On The U.S. Supreme Court Docket

I recently stumbled across this. Read the entire item below the fold, and leave a comment if you are inclined to do so:

Can Campus Religious Groups Exclude Non-Believers?


The Supreme Court will soon hear arguments to determine whether official student organizations at public universities can exclude students based on their religious views.

The Christian Legal Society (CLS) is a national association of lawyers, judges, law professors, and law students with chapters at universities across the country. In 2004, CLS members at the University of California Hastings College of the Law requested recognition as an official student organization, hoping to secure benefits including financial support and meeting space. The University refused, saying CLS violated its nondiscrimination policies by denying membership to practicing homosexuals and anyone who refuses to sign the group’s “statement of faith.”

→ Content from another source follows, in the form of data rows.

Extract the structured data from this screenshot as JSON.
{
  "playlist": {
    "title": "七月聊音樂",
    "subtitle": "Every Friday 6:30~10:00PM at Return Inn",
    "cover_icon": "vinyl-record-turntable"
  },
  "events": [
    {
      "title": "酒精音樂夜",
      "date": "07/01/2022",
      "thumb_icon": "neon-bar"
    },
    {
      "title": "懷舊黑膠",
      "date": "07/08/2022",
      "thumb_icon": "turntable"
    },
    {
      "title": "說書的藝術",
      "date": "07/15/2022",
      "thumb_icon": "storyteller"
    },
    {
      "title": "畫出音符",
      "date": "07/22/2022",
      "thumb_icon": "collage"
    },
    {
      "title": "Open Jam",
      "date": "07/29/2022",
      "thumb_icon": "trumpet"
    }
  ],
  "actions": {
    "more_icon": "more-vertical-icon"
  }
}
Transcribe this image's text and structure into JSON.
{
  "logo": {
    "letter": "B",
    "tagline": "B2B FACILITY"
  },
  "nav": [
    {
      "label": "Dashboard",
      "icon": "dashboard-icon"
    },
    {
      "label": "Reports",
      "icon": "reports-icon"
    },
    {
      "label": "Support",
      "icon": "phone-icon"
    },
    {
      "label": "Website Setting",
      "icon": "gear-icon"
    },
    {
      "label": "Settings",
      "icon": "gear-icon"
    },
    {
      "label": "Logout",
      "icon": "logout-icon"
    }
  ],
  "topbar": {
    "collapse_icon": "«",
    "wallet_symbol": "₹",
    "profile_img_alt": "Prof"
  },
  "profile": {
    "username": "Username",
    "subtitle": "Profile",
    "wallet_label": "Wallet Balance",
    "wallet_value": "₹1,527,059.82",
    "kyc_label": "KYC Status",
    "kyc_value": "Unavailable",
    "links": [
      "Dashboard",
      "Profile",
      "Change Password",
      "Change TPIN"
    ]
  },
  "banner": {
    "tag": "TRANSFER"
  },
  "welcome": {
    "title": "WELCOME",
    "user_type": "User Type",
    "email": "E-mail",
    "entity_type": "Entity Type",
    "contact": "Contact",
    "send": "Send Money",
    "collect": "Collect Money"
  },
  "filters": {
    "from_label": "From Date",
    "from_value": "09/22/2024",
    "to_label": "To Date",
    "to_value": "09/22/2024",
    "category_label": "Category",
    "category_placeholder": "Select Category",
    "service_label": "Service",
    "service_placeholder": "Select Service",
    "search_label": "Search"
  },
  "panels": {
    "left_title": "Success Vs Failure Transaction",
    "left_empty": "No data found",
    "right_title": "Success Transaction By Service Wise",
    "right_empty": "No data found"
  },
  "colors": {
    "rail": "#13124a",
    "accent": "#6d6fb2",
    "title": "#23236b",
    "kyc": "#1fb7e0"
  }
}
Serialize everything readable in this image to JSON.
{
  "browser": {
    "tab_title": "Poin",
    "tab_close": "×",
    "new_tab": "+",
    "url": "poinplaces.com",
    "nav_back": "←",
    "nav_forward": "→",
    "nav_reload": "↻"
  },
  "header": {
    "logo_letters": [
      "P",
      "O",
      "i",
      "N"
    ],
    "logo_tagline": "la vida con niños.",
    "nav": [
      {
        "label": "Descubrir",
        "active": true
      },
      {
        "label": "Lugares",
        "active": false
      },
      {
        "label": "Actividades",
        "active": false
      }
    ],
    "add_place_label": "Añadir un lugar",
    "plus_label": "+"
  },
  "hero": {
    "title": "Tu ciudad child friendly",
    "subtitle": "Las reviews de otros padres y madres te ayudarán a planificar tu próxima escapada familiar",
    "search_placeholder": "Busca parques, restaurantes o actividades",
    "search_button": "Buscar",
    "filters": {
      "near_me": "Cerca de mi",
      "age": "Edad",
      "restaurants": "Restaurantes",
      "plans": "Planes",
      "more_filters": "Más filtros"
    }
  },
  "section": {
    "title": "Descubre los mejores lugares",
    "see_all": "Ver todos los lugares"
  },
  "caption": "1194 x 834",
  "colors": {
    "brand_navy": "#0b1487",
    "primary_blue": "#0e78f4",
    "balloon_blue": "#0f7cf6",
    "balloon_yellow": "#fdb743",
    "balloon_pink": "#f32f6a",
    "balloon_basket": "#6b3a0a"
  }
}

“Religious groups on campus have a choice,” says Ethan Schulman, a lawyer representing the school. “If they want to be eligible to receive public funds and access to facilities, they cannot discriminate in selecting members and officers. If they wish to discriminate, they can continue to meet, but without the benefit of public funds and support.”

While any student can attend CLS meetings and activities, leaders and voting members must promise to abstain from all sexual activity outside of heterosexual marriage and adhere to a set of religious principles the society outlines. “A group’s ability to have its leaders share its core values is vital,” says Kim Colby, senior counsel with the CLS Center for Law & Religious Freedom. “All associations, but particularly religious ones, should be alarmed that government officials are trying to interfere with that basic right.”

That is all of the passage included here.